Pennsylvania: Injured Worker May Not Sue Borrowing Employer

November 03, 2016 (1 min read)

An employee may have more than one employer, held a Pennsylvania appellate court. Accordingly, where a worker was hired by a firm that supplied temporary workers to other businesses and governmental entities and, after being assigned to a township, the worker sustained injuries in a work-related accident, he could not sue the township in tort to recover for its alleged negligence.

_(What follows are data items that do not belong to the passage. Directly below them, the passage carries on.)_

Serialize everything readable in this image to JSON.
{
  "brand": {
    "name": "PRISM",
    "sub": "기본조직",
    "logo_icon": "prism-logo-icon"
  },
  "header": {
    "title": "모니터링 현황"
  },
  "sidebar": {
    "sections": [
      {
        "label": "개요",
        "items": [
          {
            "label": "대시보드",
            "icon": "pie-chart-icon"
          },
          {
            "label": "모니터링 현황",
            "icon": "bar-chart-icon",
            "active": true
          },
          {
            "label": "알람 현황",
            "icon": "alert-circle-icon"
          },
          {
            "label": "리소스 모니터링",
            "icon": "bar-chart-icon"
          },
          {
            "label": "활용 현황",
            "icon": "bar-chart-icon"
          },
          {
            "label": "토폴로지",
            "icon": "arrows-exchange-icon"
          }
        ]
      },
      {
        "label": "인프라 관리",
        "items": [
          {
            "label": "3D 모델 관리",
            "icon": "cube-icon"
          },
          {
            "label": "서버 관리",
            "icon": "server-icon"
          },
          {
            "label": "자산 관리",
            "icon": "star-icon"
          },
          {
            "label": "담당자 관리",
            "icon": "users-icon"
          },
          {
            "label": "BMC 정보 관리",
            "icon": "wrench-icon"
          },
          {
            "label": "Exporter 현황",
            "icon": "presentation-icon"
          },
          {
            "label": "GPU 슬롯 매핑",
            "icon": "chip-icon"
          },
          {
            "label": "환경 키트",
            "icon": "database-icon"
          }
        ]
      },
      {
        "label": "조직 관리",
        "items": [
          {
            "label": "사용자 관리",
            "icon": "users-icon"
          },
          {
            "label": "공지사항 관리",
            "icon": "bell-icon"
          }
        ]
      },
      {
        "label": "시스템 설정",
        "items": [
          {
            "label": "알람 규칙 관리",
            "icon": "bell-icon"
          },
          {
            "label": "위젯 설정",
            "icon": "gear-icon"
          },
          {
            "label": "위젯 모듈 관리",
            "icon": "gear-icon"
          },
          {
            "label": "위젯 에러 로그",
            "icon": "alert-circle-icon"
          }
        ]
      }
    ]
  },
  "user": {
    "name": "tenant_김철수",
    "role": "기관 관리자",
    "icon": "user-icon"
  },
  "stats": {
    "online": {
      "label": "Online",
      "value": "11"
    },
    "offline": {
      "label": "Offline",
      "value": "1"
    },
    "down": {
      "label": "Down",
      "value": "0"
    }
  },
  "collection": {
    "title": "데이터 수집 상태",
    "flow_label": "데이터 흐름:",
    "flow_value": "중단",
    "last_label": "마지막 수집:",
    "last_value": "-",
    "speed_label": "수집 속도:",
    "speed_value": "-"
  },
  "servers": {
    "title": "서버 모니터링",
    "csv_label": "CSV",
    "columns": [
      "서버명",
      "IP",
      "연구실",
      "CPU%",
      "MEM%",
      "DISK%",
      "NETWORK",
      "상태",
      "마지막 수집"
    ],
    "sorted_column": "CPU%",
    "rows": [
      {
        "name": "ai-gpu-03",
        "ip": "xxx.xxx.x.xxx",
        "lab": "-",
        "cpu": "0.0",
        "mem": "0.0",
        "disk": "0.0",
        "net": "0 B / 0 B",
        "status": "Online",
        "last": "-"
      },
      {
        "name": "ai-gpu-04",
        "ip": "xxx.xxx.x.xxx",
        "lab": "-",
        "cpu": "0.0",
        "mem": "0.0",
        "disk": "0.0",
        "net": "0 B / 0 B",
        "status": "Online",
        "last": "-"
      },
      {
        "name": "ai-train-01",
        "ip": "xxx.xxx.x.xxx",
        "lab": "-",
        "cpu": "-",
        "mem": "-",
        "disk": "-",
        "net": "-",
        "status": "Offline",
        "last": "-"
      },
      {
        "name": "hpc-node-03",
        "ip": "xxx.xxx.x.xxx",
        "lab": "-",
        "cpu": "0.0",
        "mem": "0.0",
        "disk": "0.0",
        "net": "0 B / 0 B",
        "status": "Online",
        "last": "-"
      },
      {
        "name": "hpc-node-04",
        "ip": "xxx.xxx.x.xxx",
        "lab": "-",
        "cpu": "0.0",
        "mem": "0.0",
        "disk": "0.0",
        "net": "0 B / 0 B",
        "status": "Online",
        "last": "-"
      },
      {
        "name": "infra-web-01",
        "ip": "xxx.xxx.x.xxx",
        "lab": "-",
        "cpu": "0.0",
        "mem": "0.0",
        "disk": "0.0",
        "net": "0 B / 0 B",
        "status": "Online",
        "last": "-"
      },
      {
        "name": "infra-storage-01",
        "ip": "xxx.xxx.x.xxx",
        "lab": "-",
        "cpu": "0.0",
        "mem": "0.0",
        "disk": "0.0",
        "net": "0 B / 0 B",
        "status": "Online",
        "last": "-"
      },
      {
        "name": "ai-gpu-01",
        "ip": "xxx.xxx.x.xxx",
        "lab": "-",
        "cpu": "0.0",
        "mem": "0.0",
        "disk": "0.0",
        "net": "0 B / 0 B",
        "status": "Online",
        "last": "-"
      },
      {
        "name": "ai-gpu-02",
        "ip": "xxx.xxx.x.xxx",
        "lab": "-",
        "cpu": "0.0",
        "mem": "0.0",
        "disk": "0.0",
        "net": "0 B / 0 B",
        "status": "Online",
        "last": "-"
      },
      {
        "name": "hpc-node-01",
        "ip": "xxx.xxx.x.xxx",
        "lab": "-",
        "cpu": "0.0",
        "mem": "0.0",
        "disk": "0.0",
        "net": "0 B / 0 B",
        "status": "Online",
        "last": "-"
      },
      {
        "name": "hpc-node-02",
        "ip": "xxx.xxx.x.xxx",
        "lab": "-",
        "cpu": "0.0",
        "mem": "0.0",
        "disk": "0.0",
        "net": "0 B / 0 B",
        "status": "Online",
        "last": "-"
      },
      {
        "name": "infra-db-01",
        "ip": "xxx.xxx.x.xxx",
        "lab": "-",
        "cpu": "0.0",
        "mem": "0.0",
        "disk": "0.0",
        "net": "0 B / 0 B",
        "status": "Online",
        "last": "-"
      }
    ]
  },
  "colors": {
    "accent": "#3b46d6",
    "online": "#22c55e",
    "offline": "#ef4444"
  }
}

The court adopted the "well-articulated and reasoned explanation of the Vermont Supreme Court which, in turn, had quoted Larson’s Workers’ Compensation Law, the court said that to allow the injured worker recovery of workers’ compensation benefits against one employer—here the temporary staffing agency—and then a tort recovery against the borrowing employer—here the township—would thwart the underlying goals of the state’s Workers’ Compensation Act.

Thomas A. Robinson, J.D., the Feature National Columnist for the LexisNexis Workers’ Compensation eNewsletter, is the co-author of Larson’s Workers’ Compensation Law (LexisNexis).

LexisNexis Online Subscribers: Citations below link to Lexis Advance.

See Nagle v. Trueblue, Inc., 2016 Pa. Commw. LEXIS 449 (Oct. 24, 2016)

See generally Larson’s Workers’ Compensation Law, § 100.01.